Corporate sites and their architecture play a crucial role in fostering a culture of innovation and ambidexterity in companies. While in the past they were planned and built on the basis of aspects such as brand, representation, values and goals, in the future additional parameters will be of central importance.

CODIC´s 5YN3RGY is a new and ground-breaking example in Düsseldorf Harbour. It unleashes all the potential of a future-oriented work and innovation culture. A building for interpersonal moments that foster ideas, ignite creativity and create value. 5YN3RGY is the protagonist for the architecture of a new era. It is about much more than creating functional buildings.

It’s about creating neighbourhoods and places that evoke emotion, inspire innovation and have a lasting impact on people’s lives.

How to create ambidexterity 

A key challenge is to develop and nurture two cultures, one focused on exploitation (using existing resources and skills) and the other on exploration (looking for new opportunities). Here are some recommendations.

  1. Separate units for exploitation and exploration: A common method is to create separate units or teams within the company. One team focuses on the core business and optimising existing processes (exploitation), while another team focuses on innovation, research and development of new ideas (exploration).

  2. A culture of flexibility and adaptability:
    The company should foster a culture that values flexibility and adaptability. This means encouraging employees to develop and experiment with new ideas, while respecting the existing processes and traditions of the (family) business.

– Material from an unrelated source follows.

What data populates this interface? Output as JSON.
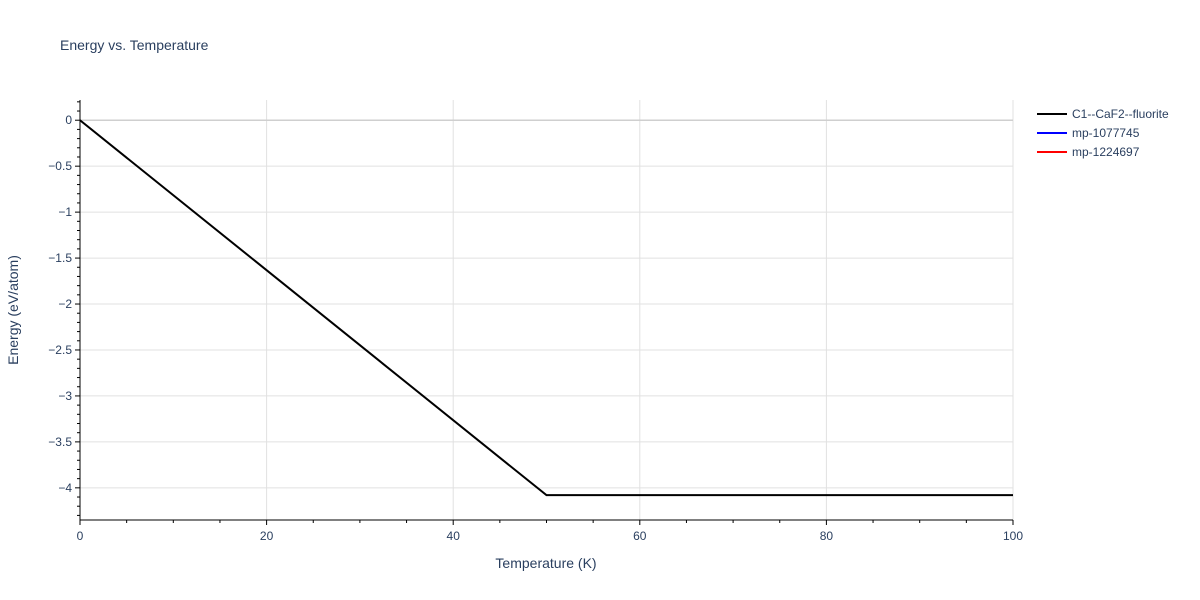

  3. Resource allocation and support:
    Management must ensure that both exploitation and exploration activities are adequately funded and supported. This includes allocating budgets, time and human resources in a way that supports both approaches.

  4. Leadership and vision: Company leaders should communicate a clear vision that encompasses both exploitation and exploration. They should lead by example in striking a balance between preserving what exists and being open to what is new.

  5. Encourage learning and knowledge sharing: Ongoing dialogue and knowledge sharing between exploitation-focused and exploration-focused teams can lead to better alignment and integration of the two cultures. This can be promoted through regular meetings, joint projects and interdisciplinary teams.

  6. Incentive systems and performance evaluation: Incentive systems should be designed to reward both the achievement of short-term operational goals (exploitation) and long-term innovation and development (exploration).

  7. Balanced risk appetite:
    (Family) businesses must maintain a balanced risk appetite that includes both safe, proven approaches and calculated risks for innovation.

By following these recommendations, a business can successfully develop a dual culture that supports both exploitation and exploration, which are critical to long-term success.

Lived culture of innovaton

The biggest challenge for companies is to create a culture of innovation. In exploration, a culture of openness to new ideas and flexibility of approach is crucial. Very few companies live and breathe this. It starts with management creating an environment that fosters creativity and supports innovation. Exploration also requires a higher degree of risk-taking and tolerance of failure. It’s important to foster a mindset that sees taking calculated risks and learning from mistakes as part of the innovation process. Exploration often benefits from a diverse team that can bring different perspectives and ideas. In implementation, it can be beneficial to have a team with specialised skills and experience to carry out specific tasks efficiently. Clear goals and expectations need to be set and communicated in both exploration and implementation. In exploration, these goals may be broader and more open to interpretation, while in execution they are more specific and measurable.